Professor John Sutherland covers 600 years of British literature in witty, bite-sized chunks and he isn't afraid to give each author his due. It's true that he occasionally gives a nod to political correctness, but for the most part I found him to be even-handed. He doesn't ignore the Bible's impact on literature. Nor does he try to portray Jane Austen and Charlotte Brontë as ardent feminists.

One reviewer said the lectures were superficial, but what would you expect with a half hour lecture on Milton? Or Dickens? Several authors merited two lectures (Shakespeare and Austen for example), but most were given a brief overview - just enough to whet your appetite for more. Sutherland is so apt at drawing out the positive traits of each author that he made me want to read every book he mentioned (even the ones I've hated in the past.)

Sutherland extols the beauty of specific novels and plays, while at the same time using precise and lovely language himself. I enjoyed his description of the "verbal technicolor" of The Rime of the Ancient Mariner and of a non-Spenserian knight (i.e. one without a pure heart) as "just another brute on horseback."
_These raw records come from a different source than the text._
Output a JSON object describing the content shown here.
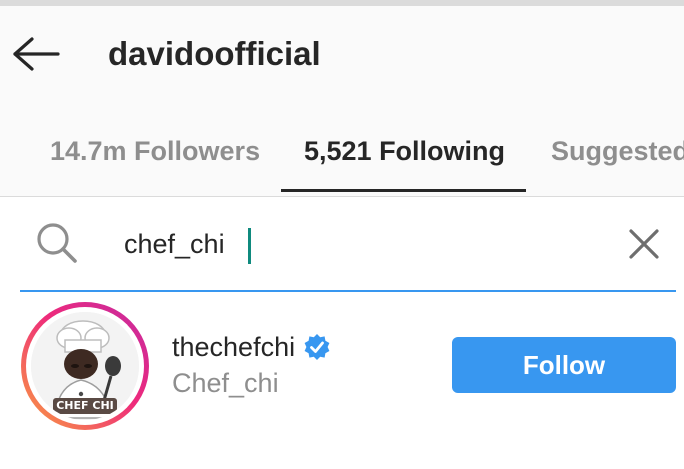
{
  "header": {
    "title": "davidoofficial",
    "back_icon": "arrow-left-icon"
  },
  "tabs": [
    {
      "label": "14.7m Followers",
      "active": false
    },
    {
      "label": "5,521 Following",
      "active": true
    },
    {
      "label": "Suggested",
      "active": false
    }
  ],
  "search": {
    "value": "chef_chi",
    "placeholder": "",
    "search_icon": "search-icon",
    "clear_icon": "close-icon"
  },
  "results": [
    {
      "username": "thechefchi",
      "full_name": "Chef_chi",
      "verified": true,
      "has_story_ring": true,
      "avatar_text": "CHEF CHI",
      "follow_label": "Follow"
    }
  ],
  "colors": {
    "accent": "#3897f0",
    "text_primary": "#262626",
    "text_secondary": "#8e8e8e",
    "caret": "#0f8a7e",
    "header_bg": "#fafafa"
  }
}
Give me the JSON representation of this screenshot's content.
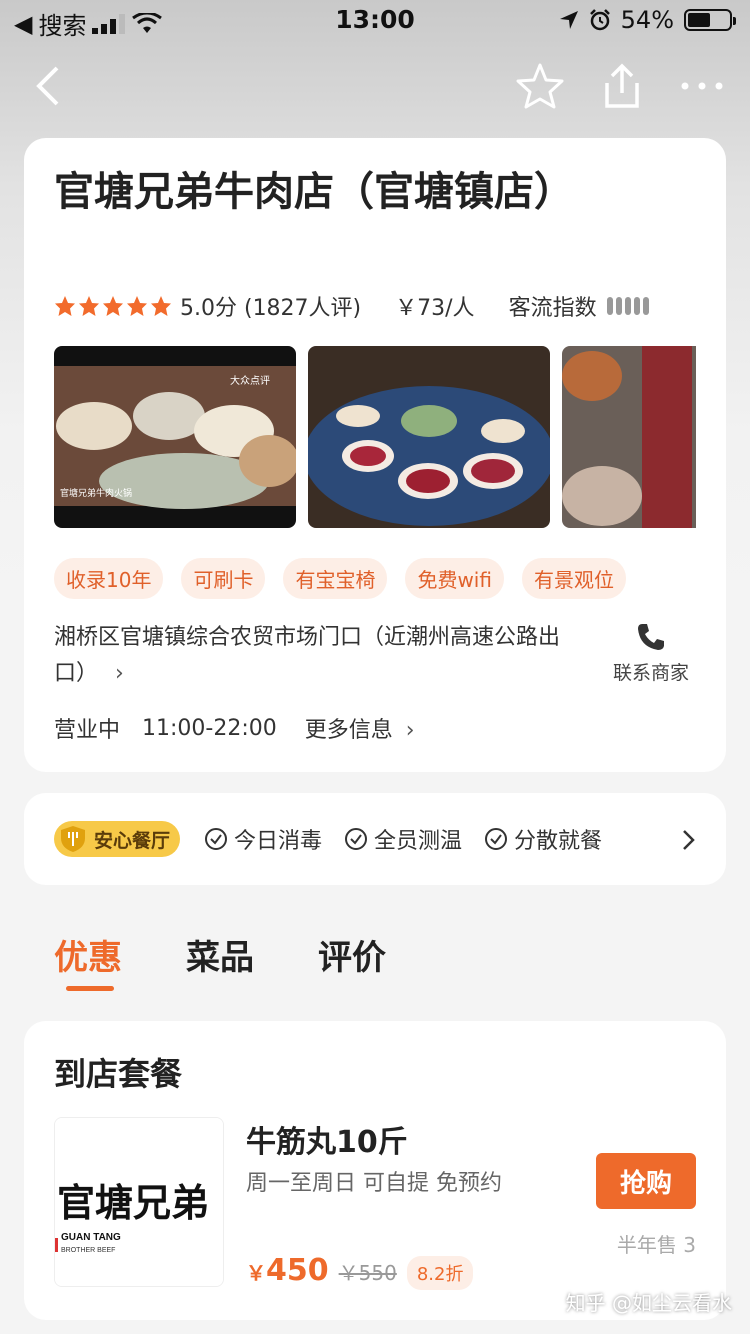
{
  "status_bar": {
    "back_app": "搜索",
    "time": "13:00",
    "battery": "54%",
    "battery_level": 0.54
  },
  "shop": {
    "name": "官塘兄弟牛肉店（官塘镇店）",
    "rating_stars": 5,
    "rating_text": "5.0分 (1827人评)",
    "price_per_person": "￥73/人",
    "traffic_label": "客流指数",
    "photo_caption": "官塘兄弟牛肉火锅",
    "photo_brand": "大众点评",
    "tags": [
      "收录10年",
      "可刷卡",
      "有宝宝椅",
      "免费wifi",
      "有景观位"
    ],
    "address": "湘桥区官塘镇综合农贸市场门口（近潮州高速公路出口）",
    "contact_label": "联系商家",
    "status": "营业中",
    "hours": "11:00-22:00",
    "more_info": "更多信息"
  },
  "safety": {
    "badge": "安心餐厅",
    "items": [
      "今日消毒",
      "全员测温",
      "分散就餐"
    ]
  },
  "tabs": [
    "优惠",
    "菜品",
    "评价"
  ],
  "deal_section": {
    "title": "到店套餐",
    "item": {
      "name": "牛筋丸10斤",
      "desc": "周一至周日  可自提  免预约",
      "price_symbol": "￥",
      "price": "450",
      "original_price": "￥550",
      "discount": "8.2折",
      "buy_label": "抢购",
      "sold": "半年售 3",
      "logo_cn": "官塘兄弟",
      "logo_en": "GUAN TANG",
      "logo_en2": "BROTHER BEEF"
    }
  },
  "watermark": "知乎 @如尘云看水",
  "colors": {
    "accent": "#ee6a2b",
    "gold": "#f7c948"
  }
}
Another delight was the way he cited opinions of authors about other authors. One example was that the members of the Bloomsbury group (no paragons of virtue) spoke of James Joyce's works as vulgar. E.M. Forster said, "He covers everything with mud." This brings me to another plus: Sutherland's discretion. He describes sexual tawdriness in books (and in the lives of their authors) without a hint of crudeness, which is no easy feat.

I picked up these 48 lectures when they were on sale at Audible. Little did I know what a bargain I was getting. I look forward to revisiting them in the future. A lovely overview of many wonderful classics.